Dina Kenitra FC has seen several notable players who have marked the club's history and distinguished themselves by being selected for the Morocco national futsal team. Among them, Mohamed Nessis and Otmane Boumezou, who played for the club between 2015 and 2017, established themselves as key players before their departure. Anas Taybi, present from 2017 to 2019, and Soufiane Lahlioui, active from 2018 to 2022, also contributed significantly, particularly Lahlioui, who finished as the league's top scorer in the 2020–2021 season with 40 goals.

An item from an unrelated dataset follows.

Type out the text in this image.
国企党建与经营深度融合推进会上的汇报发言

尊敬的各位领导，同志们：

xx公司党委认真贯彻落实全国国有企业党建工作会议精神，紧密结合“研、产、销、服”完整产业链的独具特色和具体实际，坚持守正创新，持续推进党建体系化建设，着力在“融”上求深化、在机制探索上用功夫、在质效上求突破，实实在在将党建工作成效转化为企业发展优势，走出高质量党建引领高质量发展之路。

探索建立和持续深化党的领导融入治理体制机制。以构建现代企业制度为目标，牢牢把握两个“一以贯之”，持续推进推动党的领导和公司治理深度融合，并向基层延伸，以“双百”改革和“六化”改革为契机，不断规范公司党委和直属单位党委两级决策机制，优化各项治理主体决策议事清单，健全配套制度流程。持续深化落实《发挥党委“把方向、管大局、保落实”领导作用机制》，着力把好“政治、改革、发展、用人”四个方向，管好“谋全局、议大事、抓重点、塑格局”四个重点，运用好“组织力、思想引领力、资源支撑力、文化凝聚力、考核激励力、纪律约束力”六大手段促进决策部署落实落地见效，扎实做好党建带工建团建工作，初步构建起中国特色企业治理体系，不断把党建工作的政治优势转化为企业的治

Other players like Anas Bakkali (2020–2023), Bilal Hamidouch (since 2022), as well as Ayoub El Ouandouri, Amine El Hiss, and Hamza Errouass have also showcased their talents while representing Morocco at the international level, further enhancing Dina Kenitra's reputation on the national stage.

== Current squad ==

| # | Position | Name | Nationality |
| 1 | Goalkeeper | Azzedine Tale (c) | MAR |
| 12 | Goalkeeper | Alaeddine Rahoui | MAR |
| 22 | Goalkeeper | Zakaria El Mouedene | MAR |
| 2 | Midfielder | Badr Barious | MAR |
| 3 | Midfielder | Mohammed Belqasmi | MAR |
| 4 | Midfielder | Tarik Elmissaoui | MAR |
| 6 | Midfielder | Moaad Hame | MAR |
| 7 | Midfielder | Issam Moumen | MAR |
| 8 | Midfielder | Soufiane Ja | MAR |
| 9 | Midfielder | Taha Amlaki | MAR |
| 10 | Midfielder | Bilal Tayaaeddine | MAR |
| 11 | Midfielder | Souhail Sliten | MAR |
| 14 | Midfielder | Othmane Sitel | MAR |
| 17 | Midfielder | Montasser Naia | MAR |
| — | Goalkeeper | Mohammed Belkhoukh | MAR |

== Structure, venue, and image ==
Dina Kenitra FC's home matches are held at the Al Wahda Hall, located in Kénitra. The sports infrastructure is shared by all high-level futsal teams in Kénitra. With a capacity of 2,500, Al Wahda Hall provides an ideal setting for hosting matches, creating an intense and lively atmosphere during important games.

== Partnerships ==
In December 2023, Dina Kenitra FC signed a partnership with the Dutch club Tigers Roermond.